Wednesday, March 1, 2017

#634 - Bill Dawley

What a card: Bill Dawley was entering 1985 after a terrific first two major league seasons when this card was issued. In 1984, Dawley won 11 games in relief and posted a 1.93 earned run average.

My observation on the front: The Astros logo is the most interesting element on this card ... by far. The '85 set really has some boring cards.

More opinion from me: Those rainbow shoulder stripes -- I wonder who thought of that?

Something you might know: Dawley, after toiling in the minors for seven years, blasted out of the gate with Houston, posting a 1.83 ERA his rookie season in 1983, winning a spot on the National League's All-Star roster. He was the reliever called in after the Giants' Atlee Hammaker gave up that grand slam to the Angels' Fred Lynn.

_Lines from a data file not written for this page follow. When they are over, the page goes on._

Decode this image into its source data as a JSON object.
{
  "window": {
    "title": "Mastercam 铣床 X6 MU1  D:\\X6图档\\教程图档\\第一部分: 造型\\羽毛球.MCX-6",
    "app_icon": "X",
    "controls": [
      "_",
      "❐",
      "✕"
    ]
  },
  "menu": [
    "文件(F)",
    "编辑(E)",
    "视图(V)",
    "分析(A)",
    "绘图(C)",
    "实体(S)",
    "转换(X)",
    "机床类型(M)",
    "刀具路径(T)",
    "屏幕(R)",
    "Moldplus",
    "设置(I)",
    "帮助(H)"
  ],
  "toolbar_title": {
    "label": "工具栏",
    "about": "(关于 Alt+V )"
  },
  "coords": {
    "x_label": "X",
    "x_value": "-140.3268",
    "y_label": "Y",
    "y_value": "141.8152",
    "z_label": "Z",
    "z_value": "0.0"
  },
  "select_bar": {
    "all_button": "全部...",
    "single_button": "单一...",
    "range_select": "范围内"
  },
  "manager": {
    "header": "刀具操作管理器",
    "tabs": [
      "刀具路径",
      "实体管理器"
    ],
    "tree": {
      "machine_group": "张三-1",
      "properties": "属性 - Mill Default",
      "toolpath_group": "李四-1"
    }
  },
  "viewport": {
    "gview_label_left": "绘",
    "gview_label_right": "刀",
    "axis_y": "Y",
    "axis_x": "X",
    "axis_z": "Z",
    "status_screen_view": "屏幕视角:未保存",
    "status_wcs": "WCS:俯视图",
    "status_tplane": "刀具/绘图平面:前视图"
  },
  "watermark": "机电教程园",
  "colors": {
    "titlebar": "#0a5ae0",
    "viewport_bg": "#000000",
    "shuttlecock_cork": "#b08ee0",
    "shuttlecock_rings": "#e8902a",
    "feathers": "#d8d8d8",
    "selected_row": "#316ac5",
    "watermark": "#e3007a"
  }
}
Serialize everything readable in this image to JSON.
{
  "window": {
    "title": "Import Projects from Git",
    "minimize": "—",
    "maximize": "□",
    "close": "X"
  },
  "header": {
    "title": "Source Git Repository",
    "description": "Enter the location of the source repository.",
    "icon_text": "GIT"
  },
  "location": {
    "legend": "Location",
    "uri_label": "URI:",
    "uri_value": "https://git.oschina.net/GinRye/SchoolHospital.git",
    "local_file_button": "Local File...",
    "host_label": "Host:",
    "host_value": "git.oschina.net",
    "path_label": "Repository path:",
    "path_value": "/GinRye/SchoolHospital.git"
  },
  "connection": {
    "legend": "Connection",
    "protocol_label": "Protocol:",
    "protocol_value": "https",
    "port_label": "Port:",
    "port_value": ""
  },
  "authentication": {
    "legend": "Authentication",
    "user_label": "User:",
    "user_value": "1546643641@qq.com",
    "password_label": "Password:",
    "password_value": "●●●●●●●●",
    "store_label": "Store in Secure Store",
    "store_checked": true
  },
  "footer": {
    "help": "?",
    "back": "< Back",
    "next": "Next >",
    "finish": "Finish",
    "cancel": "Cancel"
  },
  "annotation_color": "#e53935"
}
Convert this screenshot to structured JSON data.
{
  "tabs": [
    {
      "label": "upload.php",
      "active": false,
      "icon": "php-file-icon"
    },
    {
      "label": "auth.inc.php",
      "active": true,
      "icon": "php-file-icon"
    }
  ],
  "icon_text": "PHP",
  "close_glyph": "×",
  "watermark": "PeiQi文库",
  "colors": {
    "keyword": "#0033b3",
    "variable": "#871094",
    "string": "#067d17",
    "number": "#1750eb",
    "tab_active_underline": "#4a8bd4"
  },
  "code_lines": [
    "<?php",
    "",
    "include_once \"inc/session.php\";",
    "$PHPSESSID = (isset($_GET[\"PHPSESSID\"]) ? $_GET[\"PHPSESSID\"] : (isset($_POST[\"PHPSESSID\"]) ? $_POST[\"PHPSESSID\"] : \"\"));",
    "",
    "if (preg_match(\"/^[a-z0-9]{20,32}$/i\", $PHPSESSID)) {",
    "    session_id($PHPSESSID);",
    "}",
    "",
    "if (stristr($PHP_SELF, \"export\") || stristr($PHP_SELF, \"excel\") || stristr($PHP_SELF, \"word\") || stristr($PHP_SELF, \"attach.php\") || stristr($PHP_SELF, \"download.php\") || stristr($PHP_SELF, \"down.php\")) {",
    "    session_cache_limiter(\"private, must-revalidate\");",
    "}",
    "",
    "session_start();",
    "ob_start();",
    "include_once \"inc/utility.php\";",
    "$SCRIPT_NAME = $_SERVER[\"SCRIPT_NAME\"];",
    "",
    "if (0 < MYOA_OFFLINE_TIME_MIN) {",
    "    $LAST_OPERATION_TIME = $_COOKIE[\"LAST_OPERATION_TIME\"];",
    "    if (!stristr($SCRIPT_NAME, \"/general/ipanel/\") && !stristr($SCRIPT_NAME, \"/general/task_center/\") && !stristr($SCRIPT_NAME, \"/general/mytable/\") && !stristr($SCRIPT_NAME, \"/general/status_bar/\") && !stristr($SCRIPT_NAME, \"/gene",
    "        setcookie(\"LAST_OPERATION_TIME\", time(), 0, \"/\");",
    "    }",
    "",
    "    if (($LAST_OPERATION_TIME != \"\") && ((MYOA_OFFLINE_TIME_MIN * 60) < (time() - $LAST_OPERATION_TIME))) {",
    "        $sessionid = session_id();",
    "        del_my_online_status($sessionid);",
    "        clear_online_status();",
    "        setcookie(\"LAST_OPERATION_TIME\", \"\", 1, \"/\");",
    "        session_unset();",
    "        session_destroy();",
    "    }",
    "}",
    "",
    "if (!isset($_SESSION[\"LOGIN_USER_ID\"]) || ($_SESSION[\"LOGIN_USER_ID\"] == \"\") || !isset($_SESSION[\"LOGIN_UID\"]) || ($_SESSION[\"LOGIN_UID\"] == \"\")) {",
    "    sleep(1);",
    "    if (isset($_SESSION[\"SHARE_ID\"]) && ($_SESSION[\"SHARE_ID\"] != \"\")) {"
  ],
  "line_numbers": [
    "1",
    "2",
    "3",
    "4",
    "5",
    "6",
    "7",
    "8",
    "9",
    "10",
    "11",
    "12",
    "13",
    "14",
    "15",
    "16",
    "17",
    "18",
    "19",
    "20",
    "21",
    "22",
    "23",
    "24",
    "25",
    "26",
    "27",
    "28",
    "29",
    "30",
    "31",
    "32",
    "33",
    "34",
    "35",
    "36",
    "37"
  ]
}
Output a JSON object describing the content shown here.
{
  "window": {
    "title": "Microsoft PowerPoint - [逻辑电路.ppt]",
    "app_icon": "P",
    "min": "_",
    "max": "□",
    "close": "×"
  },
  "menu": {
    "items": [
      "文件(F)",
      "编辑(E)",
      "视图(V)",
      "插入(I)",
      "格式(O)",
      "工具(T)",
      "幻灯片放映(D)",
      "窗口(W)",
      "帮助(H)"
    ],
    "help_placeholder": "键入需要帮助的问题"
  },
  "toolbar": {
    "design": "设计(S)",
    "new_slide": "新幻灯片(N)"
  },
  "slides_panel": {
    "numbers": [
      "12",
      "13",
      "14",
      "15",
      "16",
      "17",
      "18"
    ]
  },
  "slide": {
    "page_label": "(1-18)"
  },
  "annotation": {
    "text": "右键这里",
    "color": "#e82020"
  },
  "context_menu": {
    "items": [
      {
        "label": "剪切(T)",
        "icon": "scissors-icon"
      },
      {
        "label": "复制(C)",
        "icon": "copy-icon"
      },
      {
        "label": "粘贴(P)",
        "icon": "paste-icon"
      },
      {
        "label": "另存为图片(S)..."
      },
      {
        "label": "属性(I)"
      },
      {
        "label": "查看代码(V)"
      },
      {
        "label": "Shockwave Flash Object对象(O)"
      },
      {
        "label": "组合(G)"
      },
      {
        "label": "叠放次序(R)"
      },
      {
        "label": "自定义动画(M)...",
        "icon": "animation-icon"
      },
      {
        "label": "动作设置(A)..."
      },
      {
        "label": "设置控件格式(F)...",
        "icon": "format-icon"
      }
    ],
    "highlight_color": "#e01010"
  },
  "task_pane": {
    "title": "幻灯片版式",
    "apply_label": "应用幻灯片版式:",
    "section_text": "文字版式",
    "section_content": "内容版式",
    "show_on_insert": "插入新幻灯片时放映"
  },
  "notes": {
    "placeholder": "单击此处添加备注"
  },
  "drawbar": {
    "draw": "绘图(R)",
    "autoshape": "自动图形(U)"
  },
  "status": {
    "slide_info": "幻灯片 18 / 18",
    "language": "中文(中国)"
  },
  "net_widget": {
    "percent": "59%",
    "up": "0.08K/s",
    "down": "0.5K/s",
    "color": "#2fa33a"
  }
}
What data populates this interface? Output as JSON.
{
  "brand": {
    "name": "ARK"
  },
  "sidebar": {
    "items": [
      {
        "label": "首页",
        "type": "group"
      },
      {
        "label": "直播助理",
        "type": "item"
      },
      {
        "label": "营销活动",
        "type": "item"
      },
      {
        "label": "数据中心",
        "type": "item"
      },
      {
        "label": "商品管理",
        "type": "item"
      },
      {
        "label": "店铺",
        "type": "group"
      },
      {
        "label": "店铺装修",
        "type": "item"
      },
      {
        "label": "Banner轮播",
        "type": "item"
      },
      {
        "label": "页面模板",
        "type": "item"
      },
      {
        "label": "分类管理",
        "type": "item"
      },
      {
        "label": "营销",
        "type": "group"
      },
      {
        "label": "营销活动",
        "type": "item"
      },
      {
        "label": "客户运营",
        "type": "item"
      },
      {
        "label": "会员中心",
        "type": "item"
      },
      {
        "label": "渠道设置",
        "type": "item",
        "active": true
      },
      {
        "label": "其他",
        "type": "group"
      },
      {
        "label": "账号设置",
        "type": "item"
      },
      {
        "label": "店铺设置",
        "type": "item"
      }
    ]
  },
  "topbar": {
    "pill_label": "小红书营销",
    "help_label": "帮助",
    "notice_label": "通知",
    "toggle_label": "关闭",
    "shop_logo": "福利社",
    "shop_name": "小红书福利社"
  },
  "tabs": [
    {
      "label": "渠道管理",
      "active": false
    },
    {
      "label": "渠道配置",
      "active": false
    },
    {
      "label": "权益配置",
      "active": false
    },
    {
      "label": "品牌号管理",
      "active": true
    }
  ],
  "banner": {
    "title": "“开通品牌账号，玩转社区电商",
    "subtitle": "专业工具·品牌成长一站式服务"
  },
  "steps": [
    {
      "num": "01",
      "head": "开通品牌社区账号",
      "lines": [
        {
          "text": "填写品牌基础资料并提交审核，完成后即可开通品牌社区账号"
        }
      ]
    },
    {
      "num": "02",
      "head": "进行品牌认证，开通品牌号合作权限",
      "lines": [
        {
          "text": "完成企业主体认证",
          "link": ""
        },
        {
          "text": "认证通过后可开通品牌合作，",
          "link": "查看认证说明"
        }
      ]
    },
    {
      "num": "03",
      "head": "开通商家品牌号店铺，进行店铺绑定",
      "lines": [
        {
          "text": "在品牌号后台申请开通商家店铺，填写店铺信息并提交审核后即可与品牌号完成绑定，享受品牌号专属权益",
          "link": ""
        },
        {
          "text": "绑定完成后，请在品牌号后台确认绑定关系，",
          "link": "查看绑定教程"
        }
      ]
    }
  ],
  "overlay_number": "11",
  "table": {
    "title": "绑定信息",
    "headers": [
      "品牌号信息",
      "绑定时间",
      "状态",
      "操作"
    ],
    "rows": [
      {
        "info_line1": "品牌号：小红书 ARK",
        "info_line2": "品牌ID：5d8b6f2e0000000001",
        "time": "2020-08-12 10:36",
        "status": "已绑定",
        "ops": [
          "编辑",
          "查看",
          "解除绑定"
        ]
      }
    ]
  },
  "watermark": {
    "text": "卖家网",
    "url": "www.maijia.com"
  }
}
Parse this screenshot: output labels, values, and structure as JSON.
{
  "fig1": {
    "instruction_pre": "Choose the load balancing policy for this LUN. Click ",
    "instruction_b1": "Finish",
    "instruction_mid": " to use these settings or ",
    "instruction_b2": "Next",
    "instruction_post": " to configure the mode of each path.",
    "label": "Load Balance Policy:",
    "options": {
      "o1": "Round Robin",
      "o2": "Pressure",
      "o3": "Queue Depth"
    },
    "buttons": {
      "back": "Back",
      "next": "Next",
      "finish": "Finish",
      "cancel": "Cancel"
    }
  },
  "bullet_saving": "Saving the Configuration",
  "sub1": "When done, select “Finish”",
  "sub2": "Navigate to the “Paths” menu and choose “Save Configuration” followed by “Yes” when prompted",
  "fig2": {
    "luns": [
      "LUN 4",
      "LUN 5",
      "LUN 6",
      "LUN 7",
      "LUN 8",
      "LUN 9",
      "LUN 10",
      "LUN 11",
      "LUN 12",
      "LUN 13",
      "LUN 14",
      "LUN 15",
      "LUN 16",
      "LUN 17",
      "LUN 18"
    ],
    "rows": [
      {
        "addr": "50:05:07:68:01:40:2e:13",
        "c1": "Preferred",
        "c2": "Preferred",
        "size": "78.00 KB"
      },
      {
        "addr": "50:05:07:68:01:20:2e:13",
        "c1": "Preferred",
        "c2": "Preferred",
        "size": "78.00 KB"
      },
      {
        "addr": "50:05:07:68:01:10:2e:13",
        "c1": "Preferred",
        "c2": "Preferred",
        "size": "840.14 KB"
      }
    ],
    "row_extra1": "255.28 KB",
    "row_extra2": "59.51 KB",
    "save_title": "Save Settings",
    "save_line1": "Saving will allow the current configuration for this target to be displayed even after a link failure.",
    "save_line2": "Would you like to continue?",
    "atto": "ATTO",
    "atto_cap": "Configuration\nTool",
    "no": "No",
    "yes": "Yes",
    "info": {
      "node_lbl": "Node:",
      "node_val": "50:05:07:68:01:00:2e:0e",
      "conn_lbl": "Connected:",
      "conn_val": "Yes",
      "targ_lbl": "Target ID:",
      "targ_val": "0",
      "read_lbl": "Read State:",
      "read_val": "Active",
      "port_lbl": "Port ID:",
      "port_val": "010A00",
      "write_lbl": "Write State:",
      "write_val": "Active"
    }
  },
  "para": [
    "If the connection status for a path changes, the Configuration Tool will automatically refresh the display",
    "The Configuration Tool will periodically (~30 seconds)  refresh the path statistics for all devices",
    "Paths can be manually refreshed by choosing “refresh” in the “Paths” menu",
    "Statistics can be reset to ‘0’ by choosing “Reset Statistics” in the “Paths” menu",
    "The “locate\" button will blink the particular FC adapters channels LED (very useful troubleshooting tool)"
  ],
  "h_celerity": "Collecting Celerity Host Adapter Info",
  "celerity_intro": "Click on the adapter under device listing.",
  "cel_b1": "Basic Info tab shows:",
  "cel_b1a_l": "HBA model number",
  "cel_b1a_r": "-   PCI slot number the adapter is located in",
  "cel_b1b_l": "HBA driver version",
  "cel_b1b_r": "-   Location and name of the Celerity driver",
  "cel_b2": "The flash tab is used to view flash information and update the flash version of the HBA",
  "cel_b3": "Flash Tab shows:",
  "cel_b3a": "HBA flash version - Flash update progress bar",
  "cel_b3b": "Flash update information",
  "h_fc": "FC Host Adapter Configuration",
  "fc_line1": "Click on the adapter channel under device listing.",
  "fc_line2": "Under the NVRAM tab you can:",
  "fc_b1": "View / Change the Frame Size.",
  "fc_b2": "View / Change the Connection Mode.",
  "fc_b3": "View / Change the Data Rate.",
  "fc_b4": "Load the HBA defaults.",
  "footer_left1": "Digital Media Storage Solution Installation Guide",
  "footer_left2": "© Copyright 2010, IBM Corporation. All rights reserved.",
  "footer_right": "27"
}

Something you might not know: Dawley was a victim of major league baseball team's decisions to cut rosters from 25 men to 24 men in 1986. On April 1, 1986, Dawley and other established players like the Yankees' Phil Niekro, the Royals' Pat Sheridan and the Brewers' Ray Burris were cut to meet the 24-man limit. The 24-man roster wasn't expected to last more than a couple months, but it lasted through the 1989 season until the 25-man roster was written into the collective bargaining agreement in 1990.

My observation on the back: That "Did Not Pitch" for Tuscon is odd. Dawley started with the Astros out of spring training and was never sent down in 1983. So why would Tucson even be shown? (It's not shown on his baseball-reference page).

The blog wants to speak now: The News category is updated.


Jeff said...

Dawley was actually sent to Tucson. He pitched an exhibition game for the Toros against the University of Arizona on April 10. He was set to be the starter against Edmonton on April 15th, but the Astros called him up and he got the win against the Expos instead.

MCT said...

Here's a UPI Archives story that confirms Dawley was called up from Tuscon on April 15:

It's my impression that the database baseball-reference was built on only contained data for players who actually appeared in games, and made no attempt to account for players who were on a team's roster but didn't appear in any games. As a result, the fact that they don't show Dawley as having been with Tuscon in 1983 is of little value in answering the question "Was Dawley on Tuscon's roster at some point, but didn't appear in any games?". Topps back in 1985 was probably getting its data from The Sporting News Baseball Register, which would have included this sort of thing.